StorageService SessionCache

Identified by type="StorageService", stores data using a previously-defined <StorageService> plugin. Includes a hybrid design that detects in-process vs. out-of-process use and buffers frequently-used sessions inside the web server to minimize repeated transfers of data across the process boundary. Memory use can be tuned.

<SessionCache type="StorageService" StorageService="db" cacheAllowance="3600" inprocTimeout="900" cleanupInterval="900"/>


  • StorageService (XML IDREF)
    • Reference to the id attribute of a previously defined <StorageService> element.
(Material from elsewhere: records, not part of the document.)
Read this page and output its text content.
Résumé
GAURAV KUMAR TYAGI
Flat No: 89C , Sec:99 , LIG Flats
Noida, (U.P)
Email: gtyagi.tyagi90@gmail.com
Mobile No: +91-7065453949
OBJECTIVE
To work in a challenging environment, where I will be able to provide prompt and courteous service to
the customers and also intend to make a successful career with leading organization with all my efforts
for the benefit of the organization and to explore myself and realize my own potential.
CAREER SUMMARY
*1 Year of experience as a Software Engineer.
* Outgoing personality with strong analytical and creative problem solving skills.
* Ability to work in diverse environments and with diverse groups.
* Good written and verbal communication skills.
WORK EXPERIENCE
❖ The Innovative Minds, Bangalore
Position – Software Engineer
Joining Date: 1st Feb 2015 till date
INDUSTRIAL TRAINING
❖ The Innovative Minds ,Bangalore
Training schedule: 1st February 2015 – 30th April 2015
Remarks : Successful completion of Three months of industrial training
If omitted, an arbitrary/default instance will be selected.
  • cleanupInterval (time in seconds) (defaults to 900)
    • Interval in seconds between background cleanup of in-process second-level cache.
  • inprocTimeout (time in seconds) (defaults to 900)
    • Period of inactivity after which unused sessions can be deleted from the in-process second-level cache. Set to a higher value to increase performance and memory usage, or a lower value to decrease memory usage and performance. This setting only adjusts performance trade-offs and does not cause any sessions to be purged from underlying cache storage.
  • cacheAssertions (boolean) (defaults to true) (Version 2.4 and Above)
    • Determines whether to store copies of SAML assertion(s) supplied during the creation of the session. Can be turned off to save memory and improve performance of cache.
  • inboundHeader (string) (Version 2.4 and Above)
    • If set, the cache will look for the session key in the specified HTTP request header in addition to a Cookie header.
  • outboundHeader (string) (Version 2.4 and Above)
    • If set, the cache will return a created session key in the specified HTTP response header in addition to a Set-Cookie header.